De janvier à septembre 2022, les ventes au détail en promotion immobilière ont chuté de 90.300 à 79.650 en France par rapport à la même période en 2021. Une tendance baissière qui vaut aussi pour le territoire de l'Occitanie-est, 4.550 ventes contre 5.152 l'année précédente (-12%). Mais c'est dans la métropole de Montpellier qu'elle est la plus forte (-33% avec 1.385 ventes, contre -21% à Toulouse, -16% à Marseille, -14% à Nantes).

Ce qui fait dire à Clémence Peyrot que « l'ensemble de la région de Montpellier est dans le rouge ». Sur la Métropole, le niveau des stocks de logements neufs est de 9,3 mois seulement.

Sur l'Occitanie-est, les mises en vente sont en baisse de -9% (4.350 logements contre 4.794 en 2021 mais 5.140 en 2019) et le stock de logements disponibles de -10%. Les investisseurs locatifs pèsent encore pour 57% du marché mais ce chiffre baisse de quatre points.

Prix en surchauffe

Sans surprise également, les prix sont « en surchauffe », souligne la référente chez Adéquation : en hausse annuelle de 6% en France métropolitaine (5.230 euros/m2), et de 10% sur la métropole de Montpellier (5.280 euros/m2), là aussi la plus forte hausse annuelle des métropoles françaises.

Deux marchés secondaires tirent leur épingle du jeu.

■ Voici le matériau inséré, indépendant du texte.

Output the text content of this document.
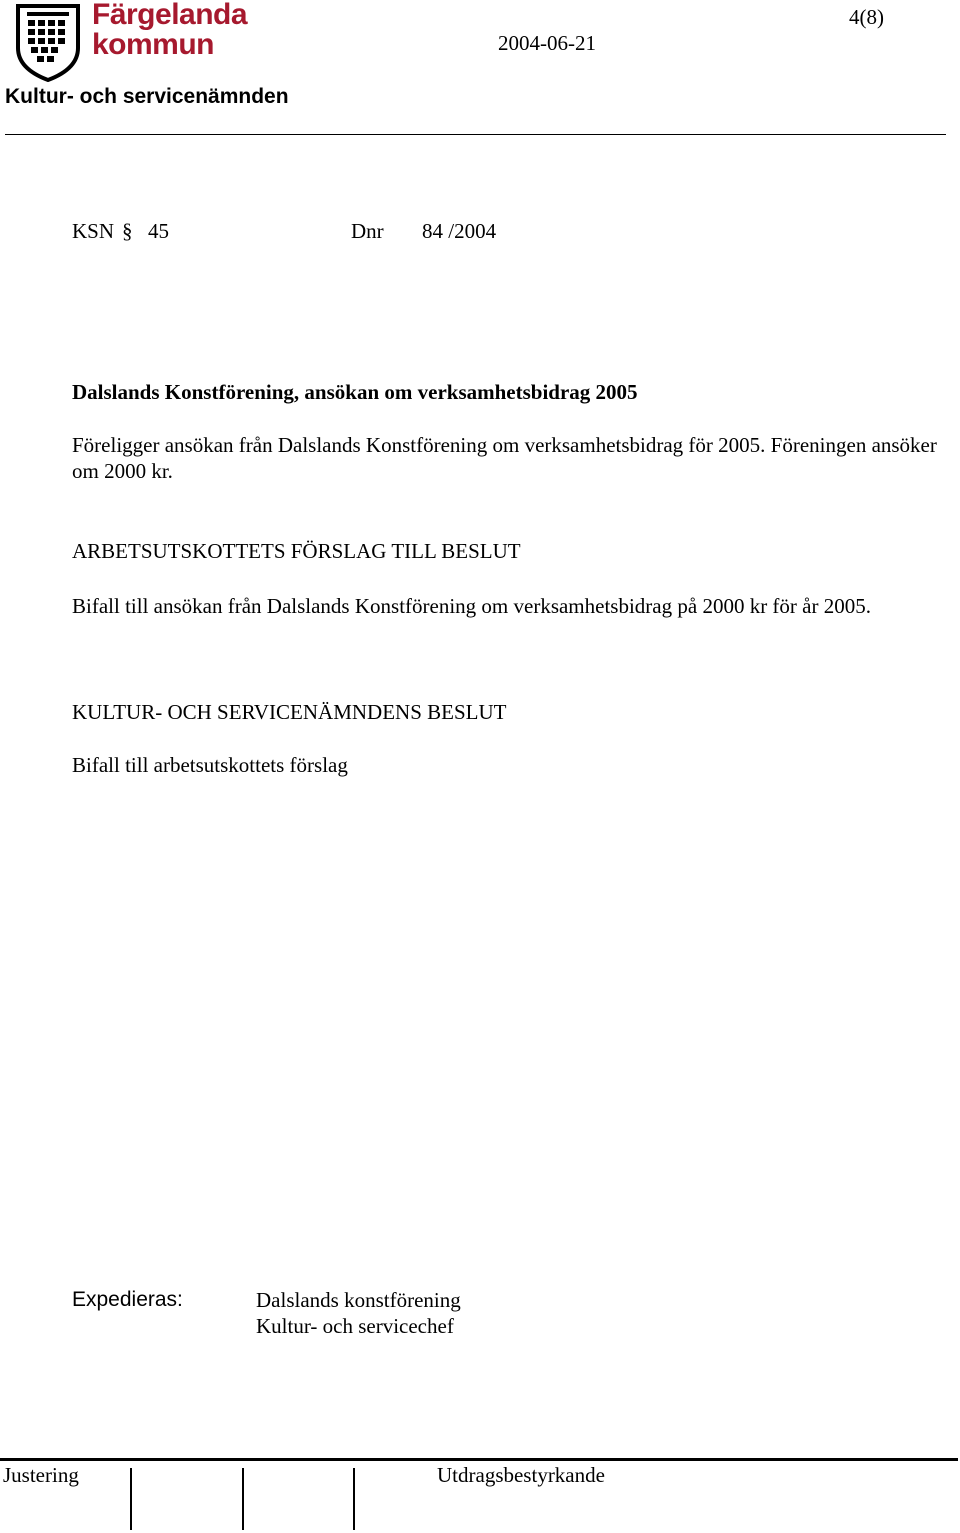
Färgelanda
kommun
4(8)
2004-06-21
Kultur- och servicenämnden
KSN § 45	Dnr 84 /2004
Dalslands Konstförening, ansökan om verksamhetsbidrag 2005
Föreligger ansökan från Dalslands Konstförening om verksamhetsbidrag för 2005. Föreningen ansöker om 2000 kr.
ARBETSUTSKOTTETS FÖRSLAG TILL BESLUT
Bifall till ansökan från Dalslands Konstförening om verksamhetsbidrag på 2000 kr för år 2005.
KULTUR- OCH SERVICENÄMNDENS BESLUT
Bifall till arbetsutskottets förslag
Expedieras:	Dalslands konstförening
Kultur- och servicechef
Justering	Utdragsbestyrkande
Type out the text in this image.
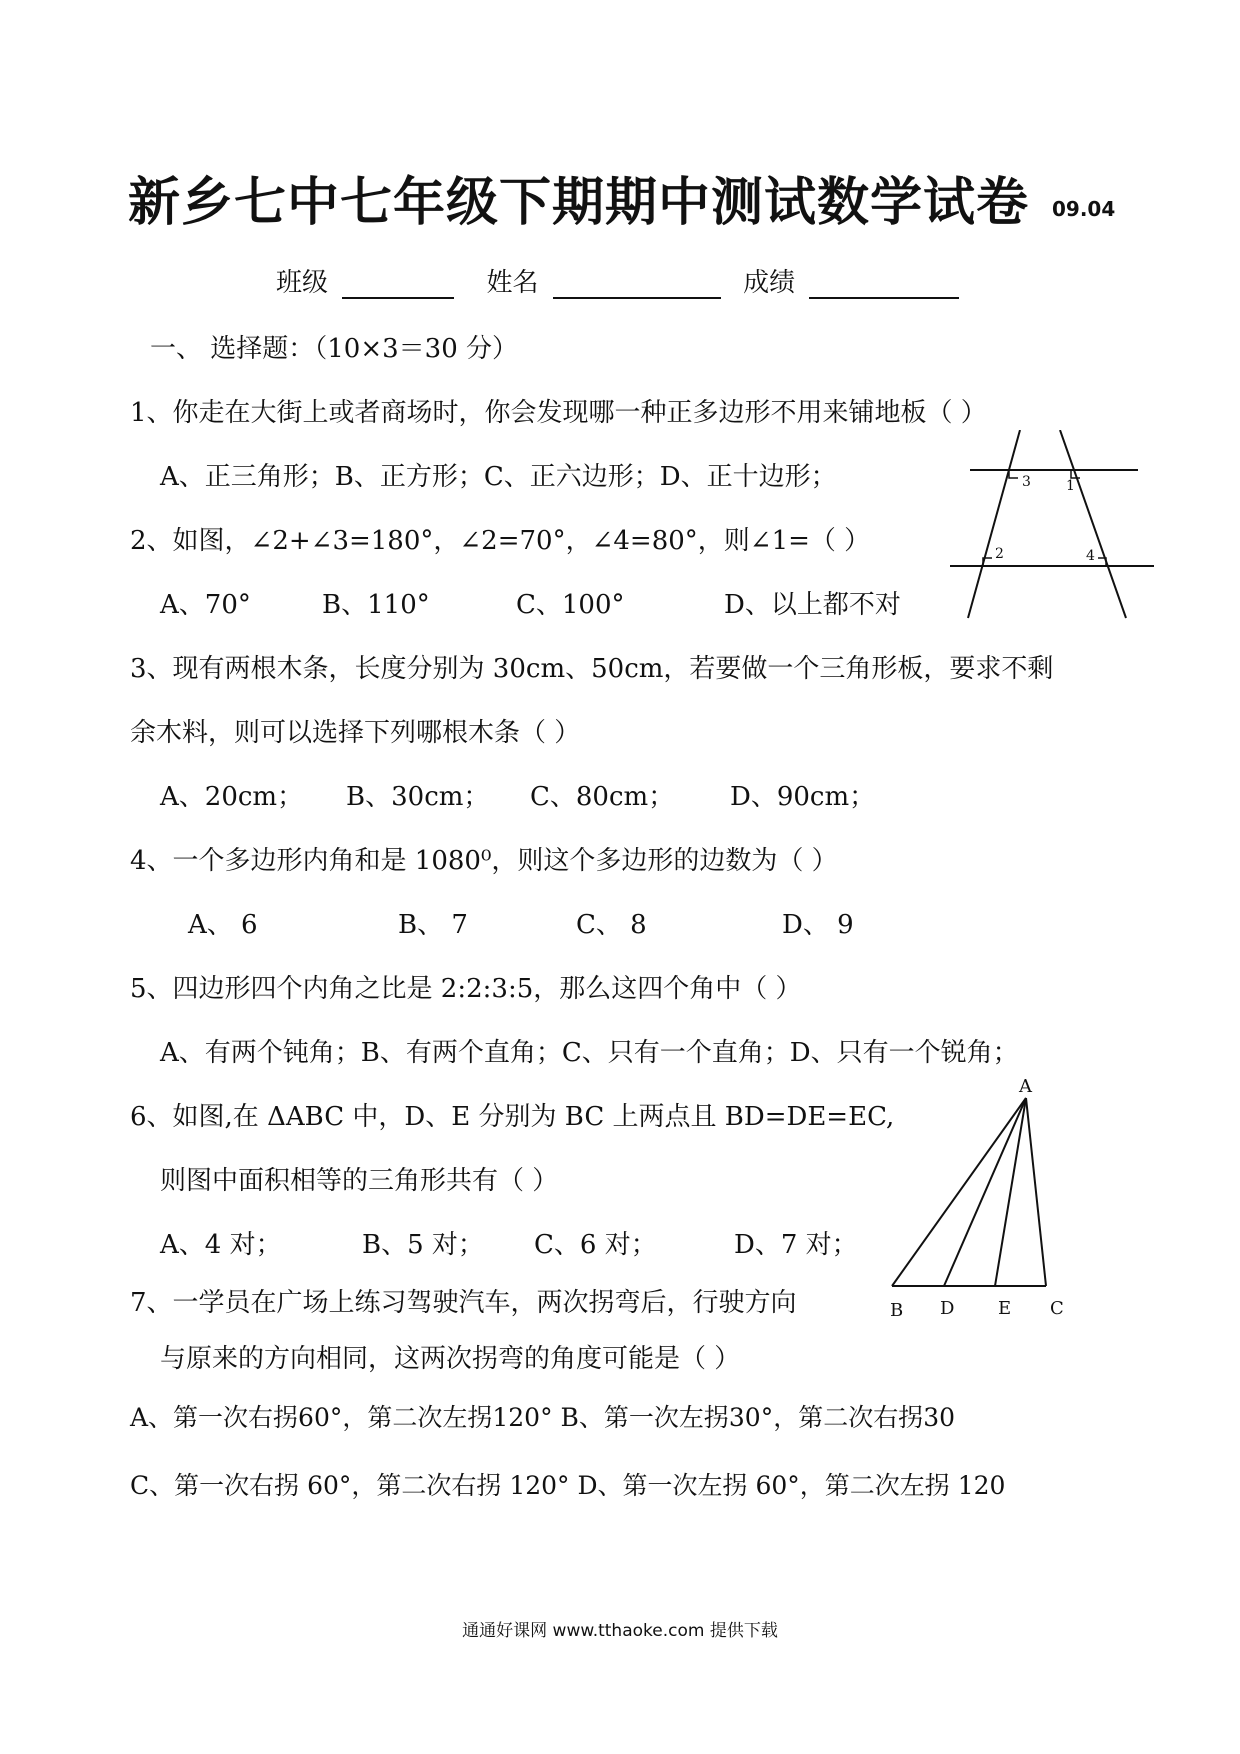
新乡七中七年级下期期中测试数学试卷 09.04
班级	姓名	成绩
一、 选择题：（10×3＝30 分）
1、你走在大街上或者商场时，你会发现哪一种正多边形不用来铺地板（ ）
A、正三角形；B、正方形；C、正六边形；D、正十边形；
2、如图，∠2+∠3=180°，∠2=70°，∠4=80°，则∠1=（ ）
A、70°	B、110°	C、100°	D、以上都不对
3、现有两根木条，长度分别为 30cm、50cm，若要做一个三角形板，要求不剩
余木料，则可以选择下列哪根木条（ ）
A、20cm； B、30cm； C、80cm； D、90cm；
4、一个多边形内角和是 1080⁰，则这个多边形的边数为（ ）
A、 6	B、 7	C、 8	D、 9
5、四边形四个内角之比是 2:2:3:5，那么这四个角中（ ）
A、有两个钝角；B、有两个直角；C、只有一个直角；D、只有一个锐角；
6、如图,在 ΔABC 中，D、E 分别为 BC 上两点且 BD=DE=EC,
则图中面积相等的三角形共有（ ）
A、4 对；	B、5 对； C、6 对；	D、7 对；
7、一学员在广场上练习驾驶汽车，两次拐弯后，行驶方向
与原来的方向相同，这两次拐弯的角度可能是（ ）
A、第一次右拐60°，第二次左拐120° B、第一次左拐30°，第二次右拐30
C、第一次右拐 60°，第二次右拐 120° D、第一次左拐 60°，第二次左拐 120
3	1
2	4
A
B D E C
通通好课网 www.tthaoke.com 提供下载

Celui de Nîmes qui, selon Adéquation, bénéficie d'un effet de report de marché : c'est le seul marché « en vert » de la région, avec 795 ventes de janvier à octobre 2022 (+22%), un stock reconstitué et des prix qui augmentent de 2,6% (4.070 euros/m2), même si ce marché reste « très dépendant des investisseurs qui représentent plus de 70% des ventes ». Avec 515 ventes, Béziers enregistre une hausse de +5%, mais les prix restent stables (4.280 euros/m2, +0,2%).

Les autres marchés secondaires de Sète, Narbonne et Perpignan sont qualifiés de « plutôt stables ».

Parmi les tendances inquiétantes pour le marché observées par Adéquation : le recul des investisseurs de -23% à Montpellier, où ils représentent seulement 41% des ventes, la désolvabilisation des acquéreurs et des refus de prêt, mais aussi « des désistements qui commencent à se faire sentir sur certaines opérations du fait de cette désolvabilisation des acquéreurs ».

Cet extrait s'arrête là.